Everyone uses emojis on a daily basis, but few truly know the origins and meanings of each one.
Where do emojis come from? When is it appropriate to use them in communication?
emoji: The History
Emojis are small images made up of just a few pixels that represent moments from daily life.
They became popular in Japan in the late 1990s and have since spread all over the world.
In addition to emojis, emoticons are also commonly used in chats and SMS, but it’s important to differentiate between the two terms, as they are not synonyms as people often think, but indicate two different ways of communicating.
The emojis we all know actually come from emoticons created by Scott Falham in 1982. The computer scientist introduced a system for interpreting communications at the university by inserting : – ) for humorous communications and : – ( for serious ones.
So when we talk about emoticons, we are referring to keyboard symbols that make up expressions and moods, such as a smile composed of a colon and a closed parenthesis : ).
The word emoji derives from the Japanese words 絵 , meaning “picture,” 文 (mo) meaning “writing,” and 字 (ji) meaning “character.” Emojis are symbols and images that represent objects, expressions, animals, feelings, and everything that surrounds us. They were invented in 1998 by an employee named Shigetaka Kurita, of the Japanese telecommunications company NTT DoCoMo. The idea originated from a Japanese observation; people tended to exchange a large number of images via SMS, which also highlighted a certain difficulty in expressing emotions in words by the Japanese population. That’s why emojis were created.
From the creative idea, major companies such as Panasonic and Sharp were approached to design the emojis, but they refused to collaborate because they did not believe it could be a valuable idea. It was the employee who created the first set of 176 emojis, which are now housed at the Museum of Modern Art (MoMA) in New York.
In 2005, an agreement between telecommunications companies led to the standardization of the emoji map to allow for proper display across different types of devices and, over time, even cross-platform. It was in this year that the number of emojis reached 800.

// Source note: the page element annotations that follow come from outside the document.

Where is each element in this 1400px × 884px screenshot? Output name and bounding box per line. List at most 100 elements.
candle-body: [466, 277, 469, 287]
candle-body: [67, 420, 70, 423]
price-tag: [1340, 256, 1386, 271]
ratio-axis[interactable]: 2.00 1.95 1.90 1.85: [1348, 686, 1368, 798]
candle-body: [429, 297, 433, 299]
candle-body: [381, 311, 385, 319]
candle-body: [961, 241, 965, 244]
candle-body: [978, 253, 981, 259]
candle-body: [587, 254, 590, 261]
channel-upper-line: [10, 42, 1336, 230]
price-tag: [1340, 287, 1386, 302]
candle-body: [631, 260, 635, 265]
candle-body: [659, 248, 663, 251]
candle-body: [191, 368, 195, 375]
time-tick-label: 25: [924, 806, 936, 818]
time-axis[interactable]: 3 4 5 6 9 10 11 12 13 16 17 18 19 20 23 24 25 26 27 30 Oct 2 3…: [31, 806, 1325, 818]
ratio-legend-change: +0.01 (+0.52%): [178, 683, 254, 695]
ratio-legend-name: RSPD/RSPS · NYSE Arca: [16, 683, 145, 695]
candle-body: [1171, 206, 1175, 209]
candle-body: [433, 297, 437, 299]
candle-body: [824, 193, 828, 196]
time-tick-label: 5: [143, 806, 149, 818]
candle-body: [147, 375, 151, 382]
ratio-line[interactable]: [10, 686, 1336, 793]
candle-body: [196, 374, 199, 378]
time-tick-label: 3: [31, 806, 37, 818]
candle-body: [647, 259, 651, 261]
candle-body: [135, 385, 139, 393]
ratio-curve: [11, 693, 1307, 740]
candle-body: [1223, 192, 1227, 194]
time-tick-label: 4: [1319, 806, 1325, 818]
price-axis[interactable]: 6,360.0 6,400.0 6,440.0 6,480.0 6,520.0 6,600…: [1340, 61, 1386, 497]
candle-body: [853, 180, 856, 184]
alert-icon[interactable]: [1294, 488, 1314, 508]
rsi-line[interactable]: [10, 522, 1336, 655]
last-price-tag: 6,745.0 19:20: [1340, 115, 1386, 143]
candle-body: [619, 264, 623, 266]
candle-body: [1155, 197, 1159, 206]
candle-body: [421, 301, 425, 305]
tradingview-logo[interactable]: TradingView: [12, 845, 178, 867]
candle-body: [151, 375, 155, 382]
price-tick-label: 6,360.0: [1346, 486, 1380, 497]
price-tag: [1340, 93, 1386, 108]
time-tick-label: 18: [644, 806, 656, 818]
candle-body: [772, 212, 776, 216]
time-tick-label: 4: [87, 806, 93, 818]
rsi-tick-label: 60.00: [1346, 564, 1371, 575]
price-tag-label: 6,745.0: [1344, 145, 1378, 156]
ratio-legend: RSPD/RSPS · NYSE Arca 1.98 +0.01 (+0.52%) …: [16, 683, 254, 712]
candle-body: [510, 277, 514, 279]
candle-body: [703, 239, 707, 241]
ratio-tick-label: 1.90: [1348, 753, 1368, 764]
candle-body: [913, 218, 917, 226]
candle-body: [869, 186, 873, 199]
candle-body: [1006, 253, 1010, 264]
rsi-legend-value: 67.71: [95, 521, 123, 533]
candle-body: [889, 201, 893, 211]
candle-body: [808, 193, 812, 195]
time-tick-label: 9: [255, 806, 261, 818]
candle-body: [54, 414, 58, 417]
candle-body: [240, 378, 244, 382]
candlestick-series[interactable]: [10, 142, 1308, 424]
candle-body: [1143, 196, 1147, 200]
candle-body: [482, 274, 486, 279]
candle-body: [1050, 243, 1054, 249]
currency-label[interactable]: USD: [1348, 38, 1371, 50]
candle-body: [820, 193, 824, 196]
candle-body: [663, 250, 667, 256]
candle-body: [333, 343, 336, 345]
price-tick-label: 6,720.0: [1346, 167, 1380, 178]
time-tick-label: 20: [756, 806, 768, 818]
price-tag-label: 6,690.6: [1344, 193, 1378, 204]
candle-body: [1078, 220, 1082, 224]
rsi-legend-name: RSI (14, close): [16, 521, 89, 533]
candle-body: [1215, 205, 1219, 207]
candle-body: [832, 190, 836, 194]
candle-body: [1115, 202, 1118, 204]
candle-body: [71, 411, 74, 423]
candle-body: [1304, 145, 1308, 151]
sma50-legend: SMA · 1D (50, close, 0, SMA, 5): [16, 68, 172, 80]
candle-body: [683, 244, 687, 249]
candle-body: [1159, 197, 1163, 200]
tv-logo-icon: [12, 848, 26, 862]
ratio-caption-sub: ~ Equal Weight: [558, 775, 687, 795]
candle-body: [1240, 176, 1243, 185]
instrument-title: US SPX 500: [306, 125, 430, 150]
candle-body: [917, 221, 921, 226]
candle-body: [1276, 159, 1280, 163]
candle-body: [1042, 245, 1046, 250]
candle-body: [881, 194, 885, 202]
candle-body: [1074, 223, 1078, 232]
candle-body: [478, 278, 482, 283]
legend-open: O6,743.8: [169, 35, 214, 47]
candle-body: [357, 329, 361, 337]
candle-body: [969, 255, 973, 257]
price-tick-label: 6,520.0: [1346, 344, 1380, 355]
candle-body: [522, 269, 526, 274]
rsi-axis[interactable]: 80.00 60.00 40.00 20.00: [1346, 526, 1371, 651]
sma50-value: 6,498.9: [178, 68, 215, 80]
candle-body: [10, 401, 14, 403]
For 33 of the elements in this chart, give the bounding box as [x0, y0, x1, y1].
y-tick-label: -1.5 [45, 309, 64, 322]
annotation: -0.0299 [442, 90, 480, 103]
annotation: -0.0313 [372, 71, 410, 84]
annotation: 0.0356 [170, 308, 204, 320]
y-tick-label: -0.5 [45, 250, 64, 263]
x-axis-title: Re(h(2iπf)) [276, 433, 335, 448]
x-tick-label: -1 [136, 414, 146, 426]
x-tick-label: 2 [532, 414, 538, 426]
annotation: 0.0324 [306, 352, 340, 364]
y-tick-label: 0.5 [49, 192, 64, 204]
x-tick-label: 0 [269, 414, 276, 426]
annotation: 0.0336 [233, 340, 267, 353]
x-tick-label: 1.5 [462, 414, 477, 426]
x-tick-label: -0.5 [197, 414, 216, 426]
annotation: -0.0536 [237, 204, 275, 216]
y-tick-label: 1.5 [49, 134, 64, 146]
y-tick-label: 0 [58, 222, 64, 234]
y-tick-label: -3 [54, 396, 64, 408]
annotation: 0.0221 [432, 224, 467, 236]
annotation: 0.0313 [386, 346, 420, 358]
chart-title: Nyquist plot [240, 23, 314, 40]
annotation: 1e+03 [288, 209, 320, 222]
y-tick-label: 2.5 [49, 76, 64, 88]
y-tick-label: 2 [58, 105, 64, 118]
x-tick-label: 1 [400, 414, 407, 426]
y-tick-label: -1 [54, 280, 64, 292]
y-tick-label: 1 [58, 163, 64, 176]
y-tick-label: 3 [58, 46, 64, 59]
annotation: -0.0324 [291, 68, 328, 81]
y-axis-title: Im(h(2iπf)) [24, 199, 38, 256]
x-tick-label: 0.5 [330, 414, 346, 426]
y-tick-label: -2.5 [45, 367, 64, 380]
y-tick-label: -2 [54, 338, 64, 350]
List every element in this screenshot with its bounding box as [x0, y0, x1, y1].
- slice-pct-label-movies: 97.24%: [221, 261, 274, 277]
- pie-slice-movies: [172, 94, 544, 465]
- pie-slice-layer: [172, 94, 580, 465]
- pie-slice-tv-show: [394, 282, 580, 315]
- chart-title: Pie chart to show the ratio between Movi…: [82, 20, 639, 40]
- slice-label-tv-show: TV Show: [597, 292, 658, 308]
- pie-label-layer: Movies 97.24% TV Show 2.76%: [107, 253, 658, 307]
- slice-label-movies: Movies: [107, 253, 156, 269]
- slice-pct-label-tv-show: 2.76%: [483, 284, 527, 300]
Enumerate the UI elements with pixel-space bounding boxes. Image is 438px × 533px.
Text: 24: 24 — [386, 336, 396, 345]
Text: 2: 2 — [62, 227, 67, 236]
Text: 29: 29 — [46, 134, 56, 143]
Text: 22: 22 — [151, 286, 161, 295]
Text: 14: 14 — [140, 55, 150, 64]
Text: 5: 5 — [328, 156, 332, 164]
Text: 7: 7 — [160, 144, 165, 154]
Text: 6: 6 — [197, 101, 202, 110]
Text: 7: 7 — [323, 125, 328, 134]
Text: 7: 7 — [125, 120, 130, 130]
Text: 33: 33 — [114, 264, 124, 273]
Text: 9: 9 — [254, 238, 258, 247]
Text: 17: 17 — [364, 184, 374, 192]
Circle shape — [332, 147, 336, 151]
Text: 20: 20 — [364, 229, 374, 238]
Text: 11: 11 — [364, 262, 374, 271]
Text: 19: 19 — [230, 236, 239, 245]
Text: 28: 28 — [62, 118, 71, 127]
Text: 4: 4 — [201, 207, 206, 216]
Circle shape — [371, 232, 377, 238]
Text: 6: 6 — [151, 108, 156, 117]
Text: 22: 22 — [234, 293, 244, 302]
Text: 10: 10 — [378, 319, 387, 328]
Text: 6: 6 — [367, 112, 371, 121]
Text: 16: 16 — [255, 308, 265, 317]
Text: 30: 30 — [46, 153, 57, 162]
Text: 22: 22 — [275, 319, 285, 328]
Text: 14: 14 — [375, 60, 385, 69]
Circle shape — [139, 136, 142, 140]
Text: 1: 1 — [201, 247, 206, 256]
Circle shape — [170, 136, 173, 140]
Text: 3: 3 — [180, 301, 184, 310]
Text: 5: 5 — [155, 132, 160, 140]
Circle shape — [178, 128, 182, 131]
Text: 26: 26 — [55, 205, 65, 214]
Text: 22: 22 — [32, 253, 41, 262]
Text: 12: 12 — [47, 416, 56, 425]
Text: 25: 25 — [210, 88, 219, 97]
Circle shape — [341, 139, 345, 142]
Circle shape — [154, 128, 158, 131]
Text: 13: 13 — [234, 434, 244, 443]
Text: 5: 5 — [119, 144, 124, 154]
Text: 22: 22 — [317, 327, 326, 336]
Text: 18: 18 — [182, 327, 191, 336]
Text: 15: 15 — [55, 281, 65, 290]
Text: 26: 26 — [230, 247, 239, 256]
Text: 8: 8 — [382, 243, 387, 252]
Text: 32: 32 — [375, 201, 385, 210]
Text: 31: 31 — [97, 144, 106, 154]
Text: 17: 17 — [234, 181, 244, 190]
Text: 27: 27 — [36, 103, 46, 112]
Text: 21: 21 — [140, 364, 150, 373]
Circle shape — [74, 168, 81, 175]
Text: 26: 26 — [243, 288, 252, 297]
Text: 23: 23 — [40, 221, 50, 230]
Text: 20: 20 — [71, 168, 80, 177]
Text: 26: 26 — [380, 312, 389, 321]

In 2007, when the first iPhone was launched, Apple noticed the widespread use of emojis and integrated them into the operating system from the beginning, but only in the Japanese models. In the American models, the emoji keyboard was hidden and only visible through the installation of an app. Apple officially made emojis available in 2011, while Android did so in 2013.
Among the most iconic and widely used emojis are the smileys, simple yellow faces that represent emotions, but also numerous emojis related to Japan, the country of origin, particularly those related to Japanese food and culture, such as:
- 🍣 Sushi
- 🍜 Ramen
- 🍙 Onigiri (rise ball)
- ⛩️ Torii (ed gate at the entrance to temples)
- 🗻 Monte Fuji
- 🎎 Bambole giapponesi (ornamental dolls that celebrate the good health and prosperity of girls in Japan)
- 👺 Tengu (a monster that represents anger and evil)
In 2015, the 😂 emoji was named Word of the Year by the Oxford Dictionary. Even though it may sound strange, emojis have become a proper language, embodying concepts and emotions that we often struggle to convey.
Over time, the use of simple emoticons has evolved into the use of emojis. Not only have they undergone graphic changes in recent years, but an infinite amount of objects and expressions have been introduced to allow for even more specific and detailed communication. For example, in 2012, emojis depicting same-sex couples were added, while three years later, multicultural emojis were introduced.
Communication has undergone various transformations, as have the tools and methods for communicating. GIFs – animations that allow for even more explicit expression of any kind of emotion or expression, were born without leaving any doubts. The positive side of this new introduction is that emojis could often be misunderstood and interpreted in endless ways. With the sending of animated GIFs, there is certainty that the recipient of the message will have a clear understanding of the sender’s mood. Often these animations are derived from fantasy situations, cartoons, memes, or scenes from movies, TV shows, or television programs.
How to use emoji in your messages
Emojis are very useful in communications and messages that we want to send. However, it is important to keep in mind that it is important not to abuse their use, as the message would become less smooth, confusing, and less serious.
Emojis can help, used in the right contexts and in an appropriate manner, to express a concept or to make it concrete: an emotion, a place, or simply a more precise description of an object or mood. In some cases, emojis can be included within messages, such as with SMS, to reinforce the expressed concept, while in others, we can insert them within emails, both in the body of the communication to add color to blocks of text and concretize the content, and in the subject. Inserting an emoji in the subject can intrigue the reader, but also attract more attention to an email. It is important to differentiate oneself from a myriad of messages that invade the mailbox every day, and emojis can be a good solution.
Therefore, emojis are not so obvious; they are a language and a real support tool for the message we want to send, allowing us to make the message clear and understand our emotions.